Тут голос больного прервался, и только через минуту он стал говорить снова:

— Но, видно, Богу угодно было показать на мне пример своего могущества. Я сделался священнослужителем без веры; но едва отошел я от ступени алтаря, как почувствовал, что мною овладела какая-то непреодолимая сила, а голову и сердце сдавил какой-то невольный страх. Рука Божия возлегла на меня недостойного. В сердце еще не было веры, а Бог вывел меня грешного в свои апостолы и защитники, будто бы хотел сказать восставшему против него слуге:

— Против твоей воли ты будешь служить мне: я заставлю тебя быть слугою моим.

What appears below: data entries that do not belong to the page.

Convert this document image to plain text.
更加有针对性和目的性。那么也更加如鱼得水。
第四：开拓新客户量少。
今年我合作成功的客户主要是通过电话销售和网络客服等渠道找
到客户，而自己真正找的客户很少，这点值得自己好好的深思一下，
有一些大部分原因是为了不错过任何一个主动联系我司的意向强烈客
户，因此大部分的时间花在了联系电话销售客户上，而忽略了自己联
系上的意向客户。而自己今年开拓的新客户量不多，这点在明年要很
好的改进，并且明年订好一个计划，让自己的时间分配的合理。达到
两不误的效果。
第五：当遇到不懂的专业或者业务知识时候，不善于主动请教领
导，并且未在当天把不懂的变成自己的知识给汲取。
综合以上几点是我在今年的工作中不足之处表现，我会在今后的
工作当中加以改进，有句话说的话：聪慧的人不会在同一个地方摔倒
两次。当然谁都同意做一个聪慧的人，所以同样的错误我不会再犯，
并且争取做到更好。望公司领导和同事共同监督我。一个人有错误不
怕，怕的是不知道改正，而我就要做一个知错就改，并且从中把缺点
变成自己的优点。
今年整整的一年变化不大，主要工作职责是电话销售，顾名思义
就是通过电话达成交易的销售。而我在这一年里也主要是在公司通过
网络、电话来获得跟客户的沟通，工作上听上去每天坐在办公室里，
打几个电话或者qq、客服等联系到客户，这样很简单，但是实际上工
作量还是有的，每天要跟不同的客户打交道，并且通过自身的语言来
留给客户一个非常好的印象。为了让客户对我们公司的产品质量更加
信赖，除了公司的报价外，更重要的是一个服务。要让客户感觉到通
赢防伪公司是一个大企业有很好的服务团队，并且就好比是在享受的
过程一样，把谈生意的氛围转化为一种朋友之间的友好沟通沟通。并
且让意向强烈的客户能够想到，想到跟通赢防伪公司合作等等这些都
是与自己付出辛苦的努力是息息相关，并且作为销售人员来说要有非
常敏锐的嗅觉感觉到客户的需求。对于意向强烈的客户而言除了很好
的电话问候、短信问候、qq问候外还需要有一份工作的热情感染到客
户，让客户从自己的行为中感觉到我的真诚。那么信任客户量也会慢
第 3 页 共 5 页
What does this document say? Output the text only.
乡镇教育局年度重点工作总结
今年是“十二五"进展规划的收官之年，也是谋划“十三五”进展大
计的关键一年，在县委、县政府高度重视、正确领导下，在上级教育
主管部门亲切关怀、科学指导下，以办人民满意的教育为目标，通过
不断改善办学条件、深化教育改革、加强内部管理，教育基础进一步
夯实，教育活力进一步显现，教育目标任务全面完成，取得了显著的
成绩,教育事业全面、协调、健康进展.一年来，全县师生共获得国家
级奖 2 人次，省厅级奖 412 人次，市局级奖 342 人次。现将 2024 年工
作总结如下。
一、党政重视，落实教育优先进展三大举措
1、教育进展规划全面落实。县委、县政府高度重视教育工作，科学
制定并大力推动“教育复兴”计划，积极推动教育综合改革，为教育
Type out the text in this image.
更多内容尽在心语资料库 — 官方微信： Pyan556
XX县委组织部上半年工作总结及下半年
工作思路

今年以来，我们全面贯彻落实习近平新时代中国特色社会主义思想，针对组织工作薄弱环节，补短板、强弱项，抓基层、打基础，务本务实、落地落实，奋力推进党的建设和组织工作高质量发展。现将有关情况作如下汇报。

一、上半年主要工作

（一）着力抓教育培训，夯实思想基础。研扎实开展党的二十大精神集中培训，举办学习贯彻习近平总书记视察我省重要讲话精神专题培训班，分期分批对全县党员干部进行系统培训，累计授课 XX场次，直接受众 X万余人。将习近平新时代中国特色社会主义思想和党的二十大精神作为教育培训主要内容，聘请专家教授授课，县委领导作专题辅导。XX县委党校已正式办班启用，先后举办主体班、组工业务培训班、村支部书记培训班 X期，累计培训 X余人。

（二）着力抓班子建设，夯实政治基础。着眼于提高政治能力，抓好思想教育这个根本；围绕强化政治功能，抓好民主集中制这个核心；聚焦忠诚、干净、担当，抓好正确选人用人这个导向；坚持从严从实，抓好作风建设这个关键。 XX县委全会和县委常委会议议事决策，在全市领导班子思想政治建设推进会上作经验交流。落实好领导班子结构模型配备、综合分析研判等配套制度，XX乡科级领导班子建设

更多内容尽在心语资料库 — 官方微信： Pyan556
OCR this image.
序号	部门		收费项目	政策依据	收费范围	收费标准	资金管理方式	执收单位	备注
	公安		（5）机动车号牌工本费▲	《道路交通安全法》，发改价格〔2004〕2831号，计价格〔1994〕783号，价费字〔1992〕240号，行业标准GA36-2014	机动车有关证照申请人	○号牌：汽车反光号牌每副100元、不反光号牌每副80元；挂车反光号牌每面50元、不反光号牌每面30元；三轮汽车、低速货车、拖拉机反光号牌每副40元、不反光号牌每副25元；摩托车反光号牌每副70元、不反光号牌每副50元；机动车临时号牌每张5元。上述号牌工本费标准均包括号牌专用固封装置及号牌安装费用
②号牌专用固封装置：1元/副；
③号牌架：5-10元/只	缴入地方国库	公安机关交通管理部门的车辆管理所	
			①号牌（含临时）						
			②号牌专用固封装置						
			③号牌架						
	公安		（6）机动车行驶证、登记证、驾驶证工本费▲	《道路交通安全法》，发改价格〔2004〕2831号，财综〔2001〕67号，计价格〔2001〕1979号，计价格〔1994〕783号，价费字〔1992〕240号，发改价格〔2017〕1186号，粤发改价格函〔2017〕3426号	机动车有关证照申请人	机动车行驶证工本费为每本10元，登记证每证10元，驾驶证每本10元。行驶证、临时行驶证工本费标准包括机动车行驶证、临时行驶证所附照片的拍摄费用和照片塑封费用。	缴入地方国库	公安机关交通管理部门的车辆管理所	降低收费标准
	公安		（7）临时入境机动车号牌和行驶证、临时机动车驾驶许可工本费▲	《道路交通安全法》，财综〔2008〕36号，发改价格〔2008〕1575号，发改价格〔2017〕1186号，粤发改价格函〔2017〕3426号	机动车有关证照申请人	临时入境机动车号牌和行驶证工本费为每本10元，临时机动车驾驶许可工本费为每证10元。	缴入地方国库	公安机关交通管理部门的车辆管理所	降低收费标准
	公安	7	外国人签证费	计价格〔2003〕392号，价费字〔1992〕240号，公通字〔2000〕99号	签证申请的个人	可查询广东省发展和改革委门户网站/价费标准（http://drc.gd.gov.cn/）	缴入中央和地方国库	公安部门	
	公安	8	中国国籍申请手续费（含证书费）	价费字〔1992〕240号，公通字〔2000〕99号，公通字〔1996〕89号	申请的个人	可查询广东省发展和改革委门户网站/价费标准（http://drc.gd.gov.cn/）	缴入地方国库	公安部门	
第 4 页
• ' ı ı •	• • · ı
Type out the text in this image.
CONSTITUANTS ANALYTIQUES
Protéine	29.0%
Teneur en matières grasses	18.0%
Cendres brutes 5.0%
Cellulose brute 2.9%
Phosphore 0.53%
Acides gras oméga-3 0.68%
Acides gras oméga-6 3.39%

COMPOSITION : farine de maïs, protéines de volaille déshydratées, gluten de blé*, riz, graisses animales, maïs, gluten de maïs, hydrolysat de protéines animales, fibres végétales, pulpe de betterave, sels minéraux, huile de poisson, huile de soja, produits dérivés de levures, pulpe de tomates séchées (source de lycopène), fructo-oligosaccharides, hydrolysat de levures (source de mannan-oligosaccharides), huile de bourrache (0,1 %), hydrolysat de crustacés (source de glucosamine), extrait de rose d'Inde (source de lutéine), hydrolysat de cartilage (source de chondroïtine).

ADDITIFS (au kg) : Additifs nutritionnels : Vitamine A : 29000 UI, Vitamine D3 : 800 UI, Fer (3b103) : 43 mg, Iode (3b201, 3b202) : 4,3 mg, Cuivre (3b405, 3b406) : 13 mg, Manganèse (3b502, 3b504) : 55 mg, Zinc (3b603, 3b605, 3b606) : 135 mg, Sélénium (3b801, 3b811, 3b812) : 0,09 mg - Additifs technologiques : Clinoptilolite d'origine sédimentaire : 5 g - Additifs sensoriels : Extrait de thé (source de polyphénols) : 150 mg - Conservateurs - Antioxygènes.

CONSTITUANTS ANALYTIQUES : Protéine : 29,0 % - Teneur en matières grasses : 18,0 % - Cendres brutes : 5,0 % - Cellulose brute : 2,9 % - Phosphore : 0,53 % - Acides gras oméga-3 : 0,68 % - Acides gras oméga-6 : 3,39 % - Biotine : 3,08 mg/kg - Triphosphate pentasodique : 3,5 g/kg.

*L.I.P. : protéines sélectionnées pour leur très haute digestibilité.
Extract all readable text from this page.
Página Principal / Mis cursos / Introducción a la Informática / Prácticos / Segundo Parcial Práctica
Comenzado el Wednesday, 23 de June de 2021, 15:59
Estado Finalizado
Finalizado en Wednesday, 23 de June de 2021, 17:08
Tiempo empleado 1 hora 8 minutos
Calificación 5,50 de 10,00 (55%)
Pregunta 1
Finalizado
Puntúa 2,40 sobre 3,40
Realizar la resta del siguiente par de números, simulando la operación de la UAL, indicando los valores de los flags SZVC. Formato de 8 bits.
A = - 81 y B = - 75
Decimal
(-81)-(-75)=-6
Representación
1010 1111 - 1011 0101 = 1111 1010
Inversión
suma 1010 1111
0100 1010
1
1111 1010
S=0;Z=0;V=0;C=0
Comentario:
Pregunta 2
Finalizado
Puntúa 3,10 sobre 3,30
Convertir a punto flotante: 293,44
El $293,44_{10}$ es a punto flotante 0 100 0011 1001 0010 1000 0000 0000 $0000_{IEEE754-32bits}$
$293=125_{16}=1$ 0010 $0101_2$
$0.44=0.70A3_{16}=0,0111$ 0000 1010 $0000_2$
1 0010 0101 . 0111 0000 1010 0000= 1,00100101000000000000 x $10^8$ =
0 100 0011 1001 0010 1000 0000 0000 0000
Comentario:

— С той поры непонятная сила, которую я чувствовал над собой, сомкнула мне уста, овладела ими и распоряжалась, как хотела. Я сам не мог объяснить, что меня мучило. Сам не веруя, я принужден был защищать веру, не понимая сам, откуда брались У меня доказательства и слова, которых не было в душе моей. Я Думал одно, а какая-то сила принуждала меня говорить другое; громил маловерных, увещевал равнодушных, проповедовал не свою, а Божескую, непонятную мне власть, которая сделала меня слугой и невольником.

Это удивительное положение продолжалось до половины моей жизни; я чувствовал еще в душе холод и неверие, а на языке в деле религии находил неопровержимые доводы, которые рождались не от меня, а только являлись через меня. К большему мученик Бог дал мне сознание моего падения и наружный вид достоинств; я был достойным против воли, как против воли был дурным.

Эта непрерывная борьба двух идей, двух человек во мне, сдавила и сломала меня страшно: я не владел собой, жил разрываемый надвое. В отчаянии я стал наконец молиться о возвращении на путь истины; но не тотчас, не скоро удостоил Бог услышать мои молитвы.

Странные испытал я превратности; не знаю, жил ли кто такою жизнью. Внутри эта сухость, этот холод неверия, которые омрачают мысли возвышеннейшие, прекраснейшие надежды и действия достойнейшие; но никогда не выходило из уст моих то, что терзалс душу; никогда никто не заподозрил меня в притворстве, я был под владычеством десницы Божией, которая распоряжалась мною, как орудием. Так, чтобы покорить и исправить меня, Бог раздвоил меня, поставив рядом и то, чем я был, и то, чем я мог и должен быть, пока наконец долгое, безмерное, смертельное страдание, за которое я благословляю Его отеческую руку… не заслужило мне прощение, спокойствие и милосердие Божие.

Две эти разбитые части моего существа: одна исстрадавшаяся и разбитая, другая возрождающаяся и сильная, не скоро стали спаиваться и соединяться. Необходима была молитва, сначала только внешняя, потом отчаянная и умилостивляющая дела, жертвы, терзания тела, чтобы Бог наконец простил кощунство и помог преступнику.

Непобедимый враг все еще оставался во мне; уже обессиленный, обезоруженный, он пробуждался во мне часто грозный, и, при виде его, я падал, взывая:

— Господи, прости мне и отжени его от меня!

В таких заслуженных муках провел я полжизни. Бог бдел надс мной чудотворно; видя его десницу над собой, я смирялся в страхе, подобно Моисею; узревшему Его в пламени. Повсюду были со мной и мой преследователь, и мой защитник, пока наконец исчез этот чад молодости, эти остатки греха, этот туман заблуждения, и загорелась светлая заря; стал я один, изувеченным существом, но полным веры, которую уже ничто не могло поколебать. Я был чудотворно спасен.